The BBC's coverage of MMOs and virtual worlds has been getting more enthusiastic of late; either they've hired a gamer, or they've noticed that articles on games get huge amounts of traffic. Some of the reports are a bit on the breathless side, like the one about multi-world avatars. However, there's a new one about the use of MMO gameplay models in the workplace. So can I be a level 70 webmaster?

Two elements of gameplay have been put into use, according to the article. One is...

"a virtual currency element to e-mail in a bid to help people cope with information overload.

Anyone sending a message adds some of their limited supply of virtual coins, called Serios, to show how important they consider that e-mail to be.

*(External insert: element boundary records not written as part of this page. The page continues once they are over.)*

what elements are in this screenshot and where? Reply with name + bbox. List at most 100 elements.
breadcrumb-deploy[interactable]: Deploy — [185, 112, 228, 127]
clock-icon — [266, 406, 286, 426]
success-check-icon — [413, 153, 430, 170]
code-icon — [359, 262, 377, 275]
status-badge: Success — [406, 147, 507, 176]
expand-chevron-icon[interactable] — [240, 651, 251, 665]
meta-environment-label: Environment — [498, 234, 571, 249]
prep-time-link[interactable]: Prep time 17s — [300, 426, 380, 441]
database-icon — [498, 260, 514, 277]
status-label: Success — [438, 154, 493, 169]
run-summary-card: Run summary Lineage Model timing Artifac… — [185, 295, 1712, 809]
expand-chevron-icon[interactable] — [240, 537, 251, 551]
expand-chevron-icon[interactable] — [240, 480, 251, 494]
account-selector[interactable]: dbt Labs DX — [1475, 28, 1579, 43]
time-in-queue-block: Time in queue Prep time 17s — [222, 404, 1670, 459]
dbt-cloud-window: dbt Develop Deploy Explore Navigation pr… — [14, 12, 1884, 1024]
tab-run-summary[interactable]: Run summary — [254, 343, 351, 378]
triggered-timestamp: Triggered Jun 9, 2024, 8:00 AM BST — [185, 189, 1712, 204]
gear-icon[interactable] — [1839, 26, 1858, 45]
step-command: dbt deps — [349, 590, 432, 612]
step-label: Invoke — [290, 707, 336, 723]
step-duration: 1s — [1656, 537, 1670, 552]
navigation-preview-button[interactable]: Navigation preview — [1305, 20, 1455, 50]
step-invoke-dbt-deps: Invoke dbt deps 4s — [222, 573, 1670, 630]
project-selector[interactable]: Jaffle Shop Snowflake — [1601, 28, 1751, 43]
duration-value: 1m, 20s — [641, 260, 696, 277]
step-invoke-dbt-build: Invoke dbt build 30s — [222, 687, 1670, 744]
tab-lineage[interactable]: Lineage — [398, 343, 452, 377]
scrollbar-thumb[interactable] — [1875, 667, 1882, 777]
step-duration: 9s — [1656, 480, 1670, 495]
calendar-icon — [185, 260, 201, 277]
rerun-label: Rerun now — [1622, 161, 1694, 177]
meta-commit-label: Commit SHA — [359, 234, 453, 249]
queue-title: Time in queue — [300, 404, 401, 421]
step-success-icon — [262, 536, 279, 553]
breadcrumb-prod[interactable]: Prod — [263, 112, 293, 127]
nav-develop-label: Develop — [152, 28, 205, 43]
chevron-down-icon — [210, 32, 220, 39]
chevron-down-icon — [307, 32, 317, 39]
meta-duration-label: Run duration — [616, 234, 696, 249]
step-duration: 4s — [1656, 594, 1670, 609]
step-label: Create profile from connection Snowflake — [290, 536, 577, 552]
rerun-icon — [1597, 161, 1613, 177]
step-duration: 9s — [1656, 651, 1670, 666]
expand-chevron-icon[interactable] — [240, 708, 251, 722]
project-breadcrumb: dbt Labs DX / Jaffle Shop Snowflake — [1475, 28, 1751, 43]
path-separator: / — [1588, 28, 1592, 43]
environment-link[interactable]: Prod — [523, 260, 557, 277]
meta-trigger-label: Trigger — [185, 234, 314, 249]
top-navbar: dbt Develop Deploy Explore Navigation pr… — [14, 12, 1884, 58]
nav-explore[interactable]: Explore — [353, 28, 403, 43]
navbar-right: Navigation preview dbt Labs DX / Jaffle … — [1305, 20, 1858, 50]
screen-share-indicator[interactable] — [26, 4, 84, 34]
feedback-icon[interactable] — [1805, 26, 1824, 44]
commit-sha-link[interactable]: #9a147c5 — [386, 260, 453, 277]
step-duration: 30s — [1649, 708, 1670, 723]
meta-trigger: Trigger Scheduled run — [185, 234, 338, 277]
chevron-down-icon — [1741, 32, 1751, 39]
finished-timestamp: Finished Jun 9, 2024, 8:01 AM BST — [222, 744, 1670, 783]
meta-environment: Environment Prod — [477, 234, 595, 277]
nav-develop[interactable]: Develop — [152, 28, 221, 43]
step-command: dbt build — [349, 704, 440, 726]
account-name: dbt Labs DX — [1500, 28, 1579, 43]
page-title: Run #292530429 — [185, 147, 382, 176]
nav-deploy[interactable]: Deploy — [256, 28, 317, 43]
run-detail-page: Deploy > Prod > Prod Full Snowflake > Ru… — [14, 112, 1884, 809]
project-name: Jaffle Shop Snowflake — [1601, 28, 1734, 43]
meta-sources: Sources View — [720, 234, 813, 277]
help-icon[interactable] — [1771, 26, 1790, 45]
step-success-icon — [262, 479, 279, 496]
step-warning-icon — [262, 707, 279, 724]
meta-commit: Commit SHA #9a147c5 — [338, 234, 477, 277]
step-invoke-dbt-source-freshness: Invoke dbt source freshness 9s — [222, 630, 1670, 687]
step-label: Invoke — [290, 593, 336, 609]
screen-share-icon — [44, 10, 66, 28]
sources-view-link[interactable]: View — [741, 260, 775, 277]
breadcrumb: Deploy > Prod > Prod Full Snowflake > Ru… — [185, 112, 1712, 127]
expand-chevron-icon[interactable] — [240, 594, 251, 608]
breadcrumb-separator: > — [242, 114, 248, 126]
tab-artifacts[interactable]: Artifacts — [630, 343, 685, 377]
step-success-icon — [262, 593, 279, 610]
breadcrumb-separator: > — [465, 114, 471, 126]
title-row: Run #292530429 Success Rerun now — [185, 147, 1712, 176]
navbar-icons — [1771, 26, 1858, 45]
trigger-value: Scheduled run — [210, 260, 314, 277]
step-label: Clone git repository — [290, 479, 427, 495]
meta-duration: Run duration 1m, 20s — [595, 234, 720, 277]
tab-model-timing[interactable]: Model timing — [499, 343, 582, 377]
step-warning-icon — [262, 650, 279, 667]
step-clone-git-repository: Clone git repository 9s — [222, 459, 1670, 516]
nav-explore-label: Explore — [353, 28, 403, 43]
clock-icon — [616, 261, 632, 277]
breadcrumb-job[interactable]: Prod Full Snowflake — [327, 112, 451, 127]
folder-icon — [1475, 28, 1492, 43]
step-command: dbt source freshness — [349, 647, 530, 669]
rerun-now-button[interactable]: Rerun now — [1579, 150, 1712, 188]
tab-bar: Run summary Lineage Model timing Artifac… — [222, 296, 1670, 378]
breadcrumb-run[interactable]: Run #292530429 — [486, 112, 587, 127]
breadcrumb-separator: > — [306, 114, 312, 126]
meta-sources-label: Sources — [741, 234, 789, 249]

It was a more finely grained grading system than the low, medium or high importance flags found in most e-mail programs[...].

It had other benefits too[...] It revealed not just the flow of messages but also started to show who people pay attention to and who did a good job of getting responses."

This seems to draw on the idea of the attention economy as well, an idea I've been interested in for some time. I'd be fascinated to see how this works out, but I'd imagine that there would be logjams in the economy, where people in project management, or with powers of approval for projects or budgets, would end up holding a lot of coins.

The other one goes like this:

"Convinced that games can help them thrive some companies have turned work groups into guilds, rewarded staff with experience points when they complete tasks, giving out titles and badges when a guild finished a project and portraying objectives as quests."

I don't know if I'd love that or hate it. The ability to describe myself in normal conversation as a Level 43 Webmaster specced for Firefighting would be... interesting. But what would the end game be like? Raids to take down the boss?